Voyages from Montreal, on the River St. Laurence, Through the Continent of North America, to the Frozen and Pacific Oceans; In the Years 1789 and 1793. With a Preliminary Account of the Rise, Progress, and Present State of the Fur Trade of that Country.

Mackenzie was the first white man to cross the Rockies, discover the river named for him, following it to the Arctic Ocean, and to write the early history of the fur trade.

p. iii: In this voyage, I was not only without the necessary books and instruments, but also felt myself deficient in the sciences of astronomy and navigation: I did not hesitate, therefore, to undertake a winter’s voyage to this country [i.e. Britain] in order to procure the one and acquire the other.

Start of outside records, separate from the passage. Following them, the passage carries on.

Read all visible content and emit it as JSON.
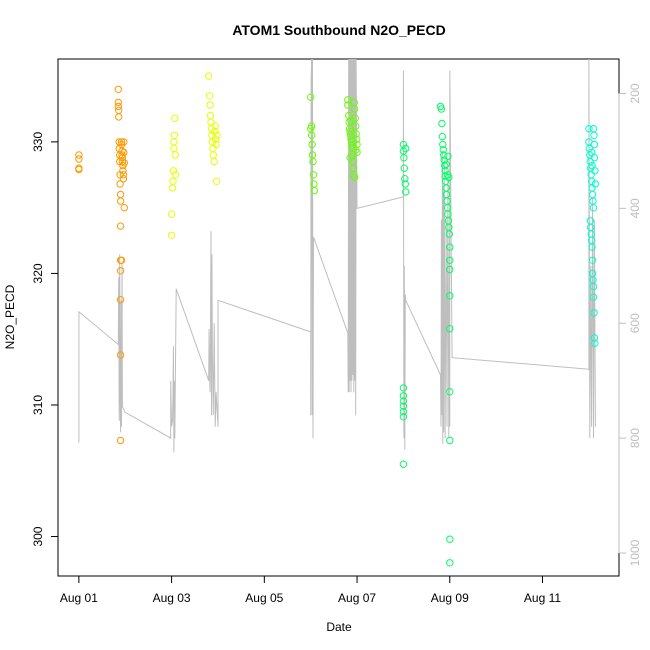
{
  "chart_data": {
    "type": "scatter",
    "title": "ATOM1 Southbound N2O_PECD",
    "xlabel": "Date",
    "ylabel": "N2O_PECD",
    "x_ticks": [
      "Aug 01",
      "Aug 03",
      "Aug 05",
      "Aug 07",
      "Aug 09",
      "Aug 11"
    ],
    "x_tick_days": [
      1,
      3,
      5,
      7,
      9,
      11
    ],
    "xlim_days": [
      0.55,
      12.65
    ],
    "y_ticks": [
      300,
      310,
      320,
      330
    ],
    "ylim": [
      297,
      336.3
    ],
    "y2_ticks": [
      200,
      400,
      600,
      800,
      1000
    ],
    "y2lim": [
      1040,
      140
    ],
    "y2_reversed": true,
    "grid": false,
    "colors": {
      "flight_1": "#ff9900",
      "flight_2": "#e6ff00",
      "flight_3": "#66ff00",
      "flight_4": "#00ff66",
      "flight_5": "#00ffcc",
      "altitude_trace": "#bebebe"
    },
    "series": [
      {
        "key": "flight_1",
        "color": "#ff9900",
        "points": [
          [
            1.0,
            329.0
          ],
          [
            1.0,
            328.7
          ],
          [
            1.0,
            328.0
          ],
          [
            1.0,
            327.9
          ],
          [
            1.85,
            334.0
          ],
          [
            1.85,
            333.0
          ],
          [
            1.85,
            332.7
          ],
          [
            1.86,
            332.4
          ],
          [
            1.86,
            331.9
          ],
          [
            1.87,
            330.0
          ],
          [
            1.87,
            329.5
          ],
          [
            1.88,
            329.0
          ],
          [
            1.88,
            328.5
          ],
          [
            1.89,
            327.5
          ],
          [
            1.89,
            326.8
          ],
          [
            1.9,
            326.0
          ],
          [
            1.9,
            325.5
          ],
          [
            1.9,
            323.6
          ],
          [
            1.9,
            321.0
          ],
          [
            1.9,
            320.2
          ],
          [
            1.9,
            318.0
          ],
          [
            1.9,
            313.8
          ],
          [
            1.9,
            307.3
          ],
          [
            1.92,
            330.0
          ],
          [
            1.92,
            329.8
          ],
          [
            1.93,
            329.3
          ],
          [
            1.93,
            329.0
          ],
          [
            1.94,
            328.8
          ],
          [
            1.94,
            328.5
          ],
          [
            1.95,
            328.2
          ],
          [
            1.95,
            327.8
          ],
          [
            1.96,
            327.5
          ],
          [
            1.96,
            327.2
          ],
          [
            1.97,
            330.0
          ],
          [
            1.97,
            329.2
          ],
          [
            1.98,
            328.4
          ],
          [
            1.98,
            325.0
          ],
          [
            1.92,
            321.0
          ]
        ]
      },
      {
        "key": "flight_2",
        "color": "#e6ff00",
        "points": [
          [
            3.0,
            322.9
          ],
          [
            3.0,
            324.5
          ],
          [
            3.02,
            326.5
          ],
          [
            3.03,
            327.0
          ],
          [
            3.04,
            327.8
          ],
          [
            3.05,
            329.5
          ],
          [
            3.05,
            330.0
          ],
          [
            3.06,
            330.5
          ],
          [
            3.07,
            331.8
          ],
          [
            3.08,
            327.5
          ],
          [
            3.08,
            329.0
          ],
          [
            3.8,
            335.0
          ],
          [
            3.82,
            333.5
          ],
          [
            3.83,
            332.8
          ],
          [
            3.84,
            332.0
          ],
          [
            3.85,
            331.5
          ],
          [
            3.86,
            331.0
          ],
          [
            3.87,
            330.5
          ],
          [
            3.88,
            330.0
          ],
          [
            3.89,
            329.5
          ],
          [
            3.9,
            329.0
          ],
          [
            3.92,
            328.5
          ],
          [
            3.93,
            330.8
          ],
          [
            3.94,
            331.2
          ],
          [
            3.95,
            330.2
          ],
          [
            3.96,
            329.8
          ],
          [
            3.97,
            327.0
          ],
          [
            3.98,
            330.5
          ]
        ]
      },
      {
        "key": "flight_3",
        "color": "#66ff00",
        "points": [
          [
            6.0,
            333.4
          ],
          [
            6.0,
            331.0
          ],
          [
            6.02,
            330.5
          ],
          [
            6.03,
            329.8
          ],
          [
            6.04,
            329.0
          ],
          [
            6.05,
            328.5
          ],
          [
            6.06,
            327.5
          ],
          [
            6.07,
            326.8
          ],
          [
            6.08,
            326.3
          ],
          [
            6.02,
            331.2
          ],
          [
            6.8,
            333.2
          ],
          [
            6.8,
            332.8
          ],
          [
            6.82,
            332.0
          ],
          [
            6.83,
            331.5
          ],
          [
            6.84,
            331.0
          ],
          [
            6.85,
            330.8
          ],
          [
            6.86,
            330.5
          ],
          [
            6.87,
            330.2
          ],
          [
            6.88,
            330.0
          ],
          [
            6.89,
            329.7
          ],
          [
            6.9,
            329.5
          ],
          [
            6.9,
            329.0
          ],
          [
            6.91,
            328.5
          ],
          [
            6.92,
            328.0
          ],
          [
            6.93,
            327.5
          ],
          [
            6.94,
            333.0
          ],
          [
            6.95,
            332.5
          ],
          [
            6.96,
            331.8
          ],
          [
            6.97,
            331.2
          ],
          [
            6.98,
            330.6
          ],
          [
            6.99,
            330.2
          ],
          [
            7.0,
            329.8
          ],
          [
            7.0,
            329.2
          ],
          [
            6.85,
            328.8
          ],
          [
            6.87,
            331.6
          ],
          [
            6.95,
            327.3
          ],
          [
            6.97,
            329.4
          ]
        ]
      },
      {
        "key": "flight_4",
        "color": "#00ff66",
        "points": [
          [
            8.0,
            329.8
          ],
          [
            8.0,
            329.3
          ],
          [
            8.01,
            328.8
          ],
          [
            8.02,
            328.0
          ],
          [
            8.03,
            327.2
          ],
          [
            8.04,
            326.8
          ],
          [
            8.05,
            326.2
          ],
          [
            8.0,
            311.3
          ],
          [
            8.0,
            310.7
          ],
          [
            8.0,
            310.3
          ],
          [
            8.0,
            309.9
          ],
          [
            8.0,
            309.5
          ],
          [
            8.0,
            309.1
          ],
          [
            8.0,
            305.5
          ],
          [
            8.05,
            329.5
          ],
          [
            8.8,
            332.7
          ],
          [
            8.82,
            332.5
          ],
          [
            8.83,
            331.4
          ],
          [
            8.84,
            330.4
          ],
          [
            8.85,
            329.8
          ],
          [
            8.86,
            329.4
          ],
          [
            8.87,
            329.0
          ],
          [
            8.88,
            328.6
          ],
          [
            8.89,
            328.2
          ],
          [
            8.9,
            327.8
          ],
          [
            8.9,
            327.4
          ],
          [
            8.91,
            327.0
          ],
          [
            8.92,
            326.5
          ],
          [
            8.93,
            326.0
          ],
          [
            8.94,
            325.5
          ],
          [
            8.95,
            325.0
          ],
          [
            8.96,
            324.5
          ],
          [
            8.97,
            324.0
          ],
          [
            8.98,
            323.5
          ],
          [
            8.99,
            323.0
          ],
          [
            9.0,
            322.0
          ],
          [
            9.0,
            321.0
          ],
          [
            9.0,
            320.3
          ],
          [
            9.0,
            318.3
          ],
          [
            9.0,
            315.8
          ],
          [
            9.0,
            311.0
          ],
          [
            9.0,
            307.3
          ],
          [
            9.0,
            299.8
          ],
          [
            9.0,
            298.0
          ],
          [
            8.95,
            327.5
          ],
          [
            8.98,
            327.3
          ],
          [
            8.92,
            328.3
          ],
          [
            8.96,
            328.9
          ]
        ]
      },
      {
        "key": "flight_5",
        "color": "#00ffcc",
        "points": [
          [
            12.0,
            331.0
          ],
          [
            12.0,
            330.0
          ],
          [
            12.01,
            329.5
          ],
          [
            12.02,
            329.0
          ],
          [
            12.03,
            328.5
          ],
          [
            12.04,
            328.0
          ],
          [
            12.05,
            327.5
          ],
          [
            12.06,
            327.0
          ],
          [
            12.07,
            326.5
          ],
          [
            12.08,
            326.0
          ],
          [
            12.09,
            325.5
          ],
          [
            12.1,
            325.0
          ],
          [
            12.1,
            331.0
          ],
          [
            12.11,
            330.5
          ],
          [
            12.12,
            329.8
          ],
          [
            12.12,
            328.8
          ],
          [
            12.13,
            327.8
          ],
          [
            12.14,
            326.8
          ],
          [
            12.03,
            324.0
          ],
          [
            12.04,
            323.5
          ],
          [
            12.05,
            323.0
          ],
          [
            12.06,
            322.5
          ],
          [
            12.07,
            322.0
          ],
          [
            12.08,
            321.0
          ],
          [
            12.08,
            320.0
          ],
          [
            12.09,
            319.5
          ],
          [
            12.1,
            319.0
          ],
          [
            12.1,
            318.2
          ],
          [
            12.11,
            317.0
          ],
          [
            12.12,
            315.1
          ],
          [
            12.13,
            314.7
          ],
          [
            12.06,
            329.2
          ],
          [
            12.07,
            328.2
          ]
        ]
      }
    ],
    "altitude_trace": [
      [
        1.0,
        808
      ],
      [
        1.0,
        580
      ],
      [
        1.85,
        637
      ],
      [
        1.86,
        520
      ],
      [
        1.87,
        770
      ],
      [
        1.88,
        480
      ],
      [
        1.89,
        720
      ],
      [
        1.9,
        790
      ],
      [
        1.91,
        560
      ],
      [
        1.92,
        780
      ],
      [
        1.93,
        495
      ],
      [
        1.94,
        745
      ],
      [
        2.0,
        755
      ],
      [
        2.98,
        800
      ],
      [
        2.98,
        700
      ],
      [
        3.0,
        780
      ],
      [
        3.02,
        770
      ],
      [
        3.03,
        720
      ],
      [
        3.04,
        640
      ],
      [
        3.05,
        825
      ],
      [
        3.06,
        700
      ],
      [
        3.07,
        800
      ],
      [
        3.1,
        540
      ],
      [
        3.8,
        700
      ],
      [
        3.81,
        610
      ],
      [
        3.82,
        690
      ],
      [
        3.83,
        720
      ],
      [
        3.84,
        620
      ],
      [
        3.85,
        440
      ],
      [
        3.86,
        760
      ],
      [
        3.87,
        480
      ],
      [
        3.88,
        650
      ],
      [
        3.9,
        760
      ],
      [
        3.92,
        600
      ],
      [
        3.94,
        780
      ],
      [
        3.96,
        720
      ],
      [
        4.0,
        780
      ],
      [
        4.0,
        560
      ],
      [
        6.0,
        615
      ],
      [
        6.0,
        760
      ],
      [
        6.01,
        180
      ],
      [
        6.02,
        140
      ],
      [
        6.03,
        760
      ],
      [
        6.04,
        140
      ],
      [
        6.05,
        800
      ],
      [
        6.06,
        450
      ],
      [
        6.8,
        617
      ],
      [
        6.81,
        720
      ],
      [
        6.82,
        140
      ],
      [
        6.83,
        720
      ],
      [
        6.84,
        140
      ],
      [
        6.85,
        700
      ],
      [
        6.86,
        140
      ],
      [
        6.87,
        720
      ],
      [
        6.88,
        140
      ],
      [
        6.89,
        700
      ],
      [
        6.9,
        140
      ],
      [
        6.91,
        690
      ],
      [
        6.92,
        140
      ],
      [
        6.93,
        720
      ],
      [
        6.94,
        140
      ],
      [
        6.95,
        700
      ],
      [
        6.96,
        140
      ],
      [
        6.97,
        760
      ],
      [
        6.98,
        140
      ],
      [
        7.0,
        400
      ],
      [
        8.0,
        380
      ],
      [
        8.0,
        160
      ],
      [
        8.01,
        800
      ],
      [
        8.02,
        500
      ],
      [
        8.03,
        820
      ],
      [
        8.04,
        550
      ],
      [
        8.05,
        560
      ],
      [
        8.8,
        690
      ],
      [
        8.81,
        780
      ],
      [
        8.82,
        420
      ],
      [
        8.83,
        760
      ],
      [
        8.84,
        300
      ],
      [
        8.85,
        810
      ],
      [
        8.86,
        370
      ],
      [
        8.87,
        790
      ],
      [
        8.88,
        320
      ],
      [
        8.9,
        800
      ],
      [
        8.92,
        420
      ],
      [
        8.94,
        780
      ],
      [
        8.96,
        350
      ],
      [
        8.98,
        800
      ],
      [
        9.0,
        380
      ],
      [
        9.0,
        780
      ],
      [
        9.0,
        160
      ],
      [
        9.05,
        660
      ],
      [
        12.0,
        680
      ],
      [
        12.0,
        140
      ],
      [
        12.02,
        800
      ],
      [
        12.04,
        500
      ],
      [
        12.06,
        780
      ],
      [
        12.08,
        380
      ],
      [
        12.1,
        800
      ],
      [
        12.12,
        420
      ],
      [
        12.14,
        780
      ]
    ]
  }
}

p. xxviii, on missionary influence on the Algonquins and the Iroquois: Near the extremity of the point their church is built, which divides the village in two parts, forming a regular angle along the water side. On the East is the station of the Algonquins, and on the West, one of the Iroquois, consisting in all of about five hund- red warriors.Each party has its missionary, and divine worship is performed according to the rites of the Roman Catholic religion, in their respective languages in the same church: and so assiduous have their pastors been, that these people have been instructed in reading and writing in their own language, and are better instructed than the Canadian inhabitants of the country of the lower ranks: but notwithstanding these advantages, and though the establishment is nearly coeval with the colonization of the country, they do not advance towards a state of civilization but retain their ancient habits, language, and customs, and are becoming every day more depraved, indigent, and insignificant.

p. 166: Lost a book of my observations for several days.

p. 174, a footnote: *From this day [Monday, 27.] to the 4th of June the courses of my voyage are omitted, as I lost the book that contained them. I was in the habit of sometimes indulging myself with a short doze in the canoe, and I imagine that the branches of the trees brushed my book from me, when I was in such a situation, which renders the account of these few days less distinct than usual.

p. 180, another footnote: *I shall now proceed with my usual regularity, which, as I have already mentioned, has been, for some days, suspended, from the loss of my book of observation.